Del resto è significativo che alla consueta e magari stantia domanda rivolta ai ragazzi – «cosa vorresti fare da grande?» – la risposta non consista ormai più nell’uno o nell’altro mestiere o professione bensì in un sempre più maggioritario e tragicamente uniforme: «Vorrei avere molti soldi per fare ciò che mi piace».

In questo contesto, cosa dire alle decine di migliaia di giovani cristiani che si ritrovano in questi giorni in Polonia all’indomani di un’impressionante serie di stragi in tutto il mondo culminate, per noi in Europa, con il brutale assassinio di un anziano prete da parte di due loro coetanei?

Cosa rispondere a quanti di loro di fronte al male nel mondo si chiedono, come ha fatto papa Francesco ad Auschwitz, «dov’è Dio?» «Dio abita dove lo facciamo entrare», risponde un detto chassidico, ed è una verità che per i cristiani ha preso carne in Gesù di Nazareth, venuto tra i suoi e accolto solo dagli ultimi. D’altro canto, la domanda lancinante ne genera da sempre un’altra, ancor più decisiva per noi: «Dov’è l’uomo?». Dov’è l’umanità quando altri esseri umani la calpestano e la negano? Dov’è l’uomo quando il grido del povero è soffocato nel sangue?

Allora ai giovani si potrebbero suggerire alcune indicazioni di senso o, meglio, qualche traccia che loro stessi dovrebbero trasformare in sentiero verso una pienezza di vita.

La prima, forse decisiva, è che, a prescindere dagli entusiasmanti raduni oceanici, non esistono «i giovani», esiste ciascuno e ciascuna di loro e, accanto a loro, quella rete reale e non virtuale di rapporti umani intessuti tra coetanei e non, affini o meno. E che in questo tessuto – che possiamo chiamare società o comunità umana – ogni persona è lì, con la sua unicità che, se non è messa e custodita in una relazione di solidarietà e comunione, muore per asfissia. Ciascuno è lì con la propria responsabilità, la capacità di rispondere alle sollecitazioni che l’altro gli pone, con la consapevolezza che da ogni gesto, parola, azione può derivare la vita o la morte di chi ci sta accanto. La seconda, a prima vista deludente, è che non è vero che ai giovani appartiene il futuro, essi non sono «il futuro» della società o della chiesa: sono parte attiva del presente che appartiene a loro come a tutti. Sta anche a loro far sì che, a partire da questo presente, si creino le condizioni affinché ciascuno abbia la possibilità di vivere con dignità, già ora e poi anche in futuro.

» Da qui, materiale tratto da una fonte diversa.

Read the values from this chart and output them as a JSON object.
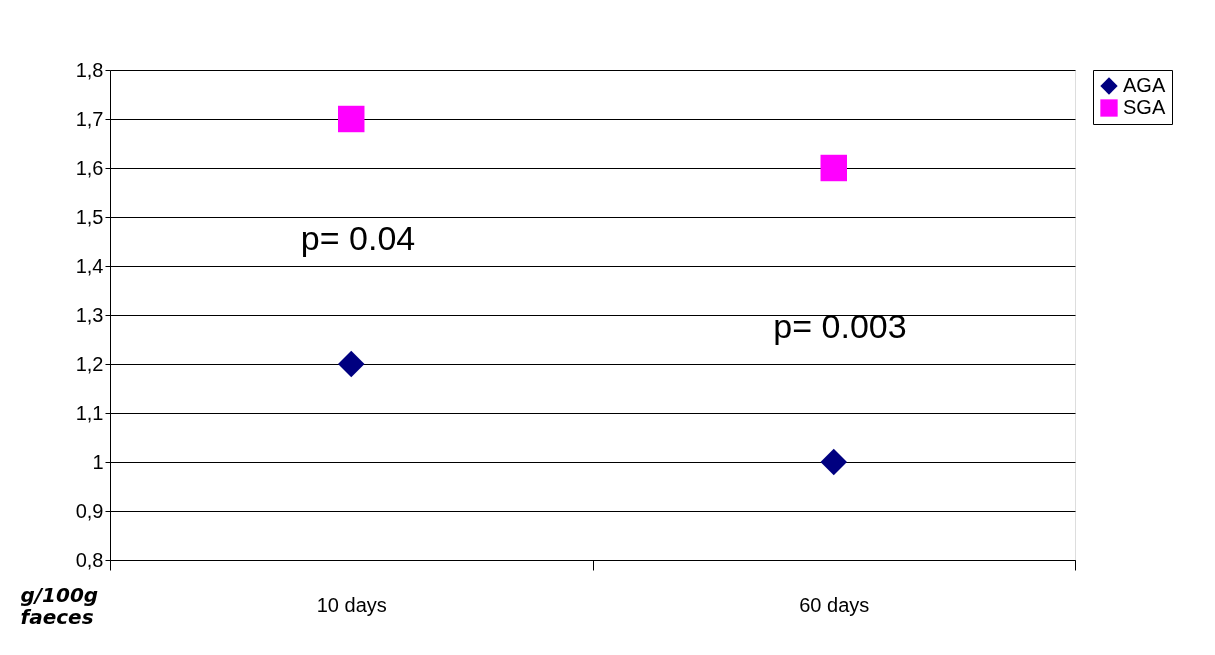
{
  "chart_data": {
    "type": "scatter",
    "categories": [
      "10 days",
      "60 days"
    ],
    "ylabel": "g/100g faeces",
    "series": [
      {
        "name": "AGA",
        "color": "#000080",
        "marker": "diamond",
        "values": [
          1.2,
          1.0
        ]
      },
      {
        "name": "SGA",
        "color": "#ff00ff",
        "marker": "square",
        "values": [
          1.7,
          1.6
        ]
      }
    ],
    "ylim": [
      0.8,
      1.8
    ],
    "yticks": [
      {
        "value": 0.8,
        "label": "0,8"
      },
      {
        "value": 0.9,
        "label": "0,9"
      },
      1,
      {
        "value": 1.1,
        "label": "1,1"
      },
      {
        "value": 1.2,
        "label": "1,2"
      },
      {
        "value": 1.3,
        "label": "1,3"
      },
      {
        "value": 1.4,
        "label": "1,4"
      },
      {
        "value": 1.5,
        "label": "1,5"
      },
      {
        "value": 1.6,
        "label": "1,6"
      },
      {
        "value": 1.7,
        "label": "1,7"
      },
      {
        "value": 1.8,
        "label": "1,8"
      }
    ],
    "annotations": [
      "p= 0.04",
      "p= 0.003"
    ],
    "grid": "y",
    "legend": "right"
  }
}
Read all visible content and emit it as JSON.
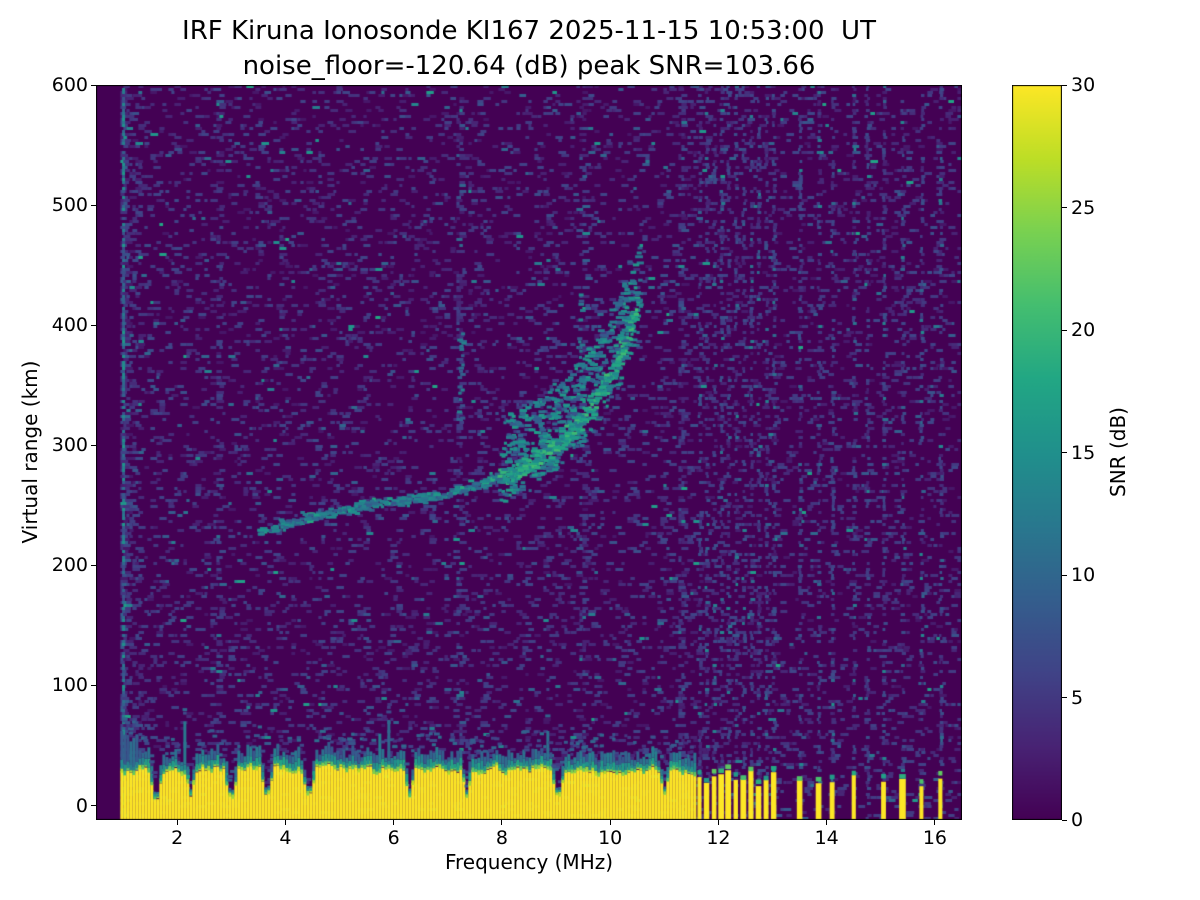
{
  "chart_data": {
    "type": "heatmap",
    "title": "IRF Kiruna Ionosonde KI167 2025-11-15 10:53:00  UT",
    "subtitle": "noise_floor=-120.64 (dB) peak SNR=103.66",
    "xlabel": "Frequency (MHz)",
    "ylabel": "Virtual range (km)",
    "xlim": [
      0.5,
      16.5
    ],
    "ylim": [
      -12,
      600
    ],
    "x_ticks": [
      2,
      4,
      6,
      8,
      10,
      12,
      14,
      16
    ],
    "y_ticks": [
      0,
      100,
      200,
      300,
      400,
      500,
      600
    ],
    "data_f_start": 0.95,
    "data_f_end": 16.42,
    "noise_floor_db": -120.64,
    "peak_snr_db": 103.66,
    "colorbar": {
      "label": "SNR (dB)",
      "min": 0,
      "max": 30,
      "ticks": [
        0,
        5,
        10,
        15,
        20,
        25,
        30
      ],
      "colormap": "viridis"
    },
    "ground_clutter": {
      "f_start": 0.95,
      "f_end": 11.55,
      "top_km_mean": 30,
      "top_km_jitter": 7,
      "notch_freqs": [
        1.6,
        2.25,
        3.0,
        3.65,
        4.45,
        6.3,
        7.35,
        9.05,
        11.0
      ]
    },
    "echo_trace": {
      "points": [
        [
          3.5,
          228
        ],
        [
          4.0,
          234
        ],
        [
          4.5,
          240
        ],
        [
          5.0,
          245
        ],
        [
          5.5,
          249
        ],
        [
          6.0,
          252
        ],
        [
          6.5,
          255
        ],
        [
          7.0,
          259
        ],
        [
          7.5,
          266
        ],
        [
          8.0,
          273
        ],
        [
          8.3,
          279
        ],
        [
          8.6,
          287
        ],
        [
          8.9,
          297
        ],
        [
          9.2,
          308
        ],
        [
          9.5,
          322
        ],
        [
          9.8,
          340
        ],
        [
          10.0,
          356
        ],
        [
          10.2,
          374
        ],
        [
          10.35,
          392
        ],
        [
          10.45,
          406
        ],
        [
          10.52,
          418
        ]
      ],
      "spread_f_start": 8.0,
      "spread_km": 42
    },
    "vertical_streaks": [
      {
        "f": 7.25,
        "r0": 320,
        "r1": 405
      },
      {
        "f": 9.45,
        "r0": 355,
        "r1": 430
      },
      {
        "f": 10.3,
        "r0": 390,
        "r1": 428
      }
    ],
    "rfi_columns_low": [
      1.0,
      2.8,
      7.2,
      9.5,
      11.3
    ],
    "rfi_comb_high": [
      11.65,
      11.78,
      11.92,
      12.05,
      12.18,
      12.32,
      12.46,
      12.6,
      12.74,
      12.88,
      13.02,
      13.5,
      13.85,
      14.1,
      14.5,
      14.75,
      15.05,
      15.4,
      15.75,
      16.1
    ],
    "clutter_stub_freqs": [
      11.65,
      11.78,
      11.92,
      12.05,
      12.18,
      12.32,
      12.46,
      12.6,
      12.74,
      12.88,
      13.02,
      13.5,
      13.85,
      14.1,
      14.5,
      15.05,
      15.4,
      15.75,
      16.1
    ]
  }
}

Pensavamo che per far questo potessimo lasciar perdere i grandi sistemi di pensiero, religiosi o no, e rifugiarci in un quotidiano plasmabile e riplasmabile a nostro piacimento, ma da anni la violenza qui in Occidente mira a colpire lo scontato delle nostre esistenze, i nostri piccoli o grandi interessi personali.

Va quindi recuperata la grandezza dello stare insieme per libera scelta consapevole, la difficile bellezza della convivenza stabile, la durata dei rapporti, la fedeltà che implica fiducia, la volontà di edificare insieme la casa comune.

Non sono impegni solo per i giovani, sono sfide che attendono tutti e che anzi richiedono una forte fraternità intergenerazionale: abbiamo tanto insistito in questi ultimi decenni sul valore della libertà – isolandolo da ogni altra istanza etica e declinandolo come licenza arbitraria priva di ogni limite – e siamo così giunti a non saper più che farcene perché abbiamo dimenticato l’uguaglianza vissuta non come livellamento al basso ma come autentica fraternità, come legame tra persone che non si sono scelte eppure condividono l’origine, la casa, il cibo e magari anche i sogni e il futuro. Sapremo, adulti, anziani e giovani, ricominciare insieme la meravigliosa, esigente avventura dell’umanità riconciliata?